Mais à moyen et long terme, le bombardement de l'Iran déstabiliserait encore davantage le Moyen-Orient et le système international. Peu importe l'ampleur des frappes, fussent-elles chirurgicales, le régime iranien et le gros de la population les prendraient pour une déclaration de guerre et réagiraient en conséquence. L'Iran exercerait tout d'abord des représailles en Irak, où il pourrait faire le plus de dommages, mais aussi en Afghanistan, au Liban et dans les territoires palestiniens. Il pourrait aussi commanditer des actes terroristes en dehors de la région, alors que l'Iran chiite a jusque-là essentiellement évité d'attaquer des cibles en dehors du Moyen-Orient.

Les États-Unis maintiennent un discours optimiste sur l'avenir de l'Irak, mais il y a peu de doute qu'avec le départ des troupes américaines de la région, la guerre civile larvée entre sunnites et chiites et entre Arabes et Kurdes redoublera d'intensité. L'Iran soutient déjà les chiites, mais une intervention encore plus musclée pourrait attirer une riposte de la part des pays sunnites de la région, minerait gravement ce qu'il reste de chances de pacifier ce pays et menacerait probablement la stratégie de retrait des troupes américaines prévue.

Quant à l'effet d'une attaque contre l'Iran sur la politique interne du pays, la dernière élection devrait ouvrir les yeux de ceux qui avaient encore des doutes sur la réalité de la société iranienne, beaucoup plus libérale, ouverte et séculaire que celles du Pakistan, de l'Afghanistan et de l'Arabie Saoudite. Il ne faut pas sous-estimer l'opposition iranienne, et l'Iran pourrait, un jour, devenir un allié important dans les efforts pour stabiliser l'Irak et le reste du Moyen-Orient et contrer le poids des talibans au Pakistan et en Afghanistan. Malgré le régime actuel, les perspectives d'une démocratisation véritable sont beaucoup plus grandes en Iran que dans la plupart des autres pays de la région. Un renforcement du régime à un moment où il perd sa légitimité serait une erreur impardonnable.

De toute manière, selon le secrétaire américain à la Défense, Robert Gates, des frappes chirurgicales ne feraient que retarder le développement de la bombe. On peut présumer que d'autres frappes seraient nécessaires ultérieurement pour essayer d'empêcher l'Iran de compléter le travail.

Bref, même s'il existe un consensus contre le développement, par l'Iran, d'une bombe atomique, bombarder l'Iran serait contraire aux intérêts de la communauté internationale, en particulier des États-Unis.
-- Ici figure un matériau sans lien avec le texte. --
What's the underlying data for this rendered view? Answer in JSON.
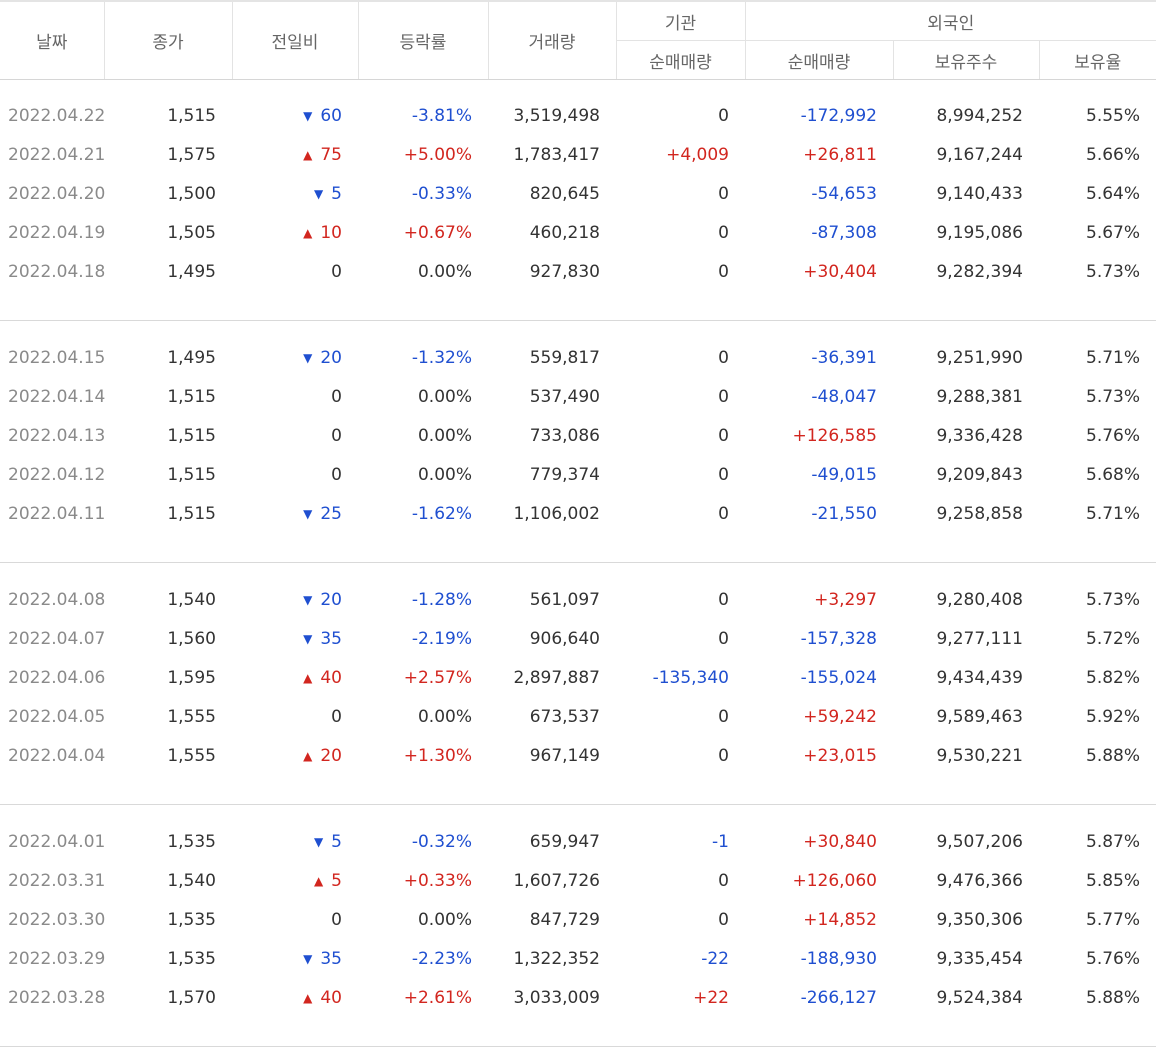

Ces derniers seraient non seulement contraints à porter les énormes coûts d'une troisième guerre dans la région et à en gérer les répercussions en Irak et en Afghanistan, mais aussi pousseraient l'Iran et l'essentiel de l'Irak, avec leurs ressources, dans les bras de la Chine et de la Russie, minant encore davantage leur influence et leur crédibilité dans la région et fermant la porte à une coopération éventuelle avec l'Iran.

Ultimement, une fois passé le temps des négociations, la communauté internationale devra se contenter d'une solution plus réaliste basée sur la coopération et la dissuasion.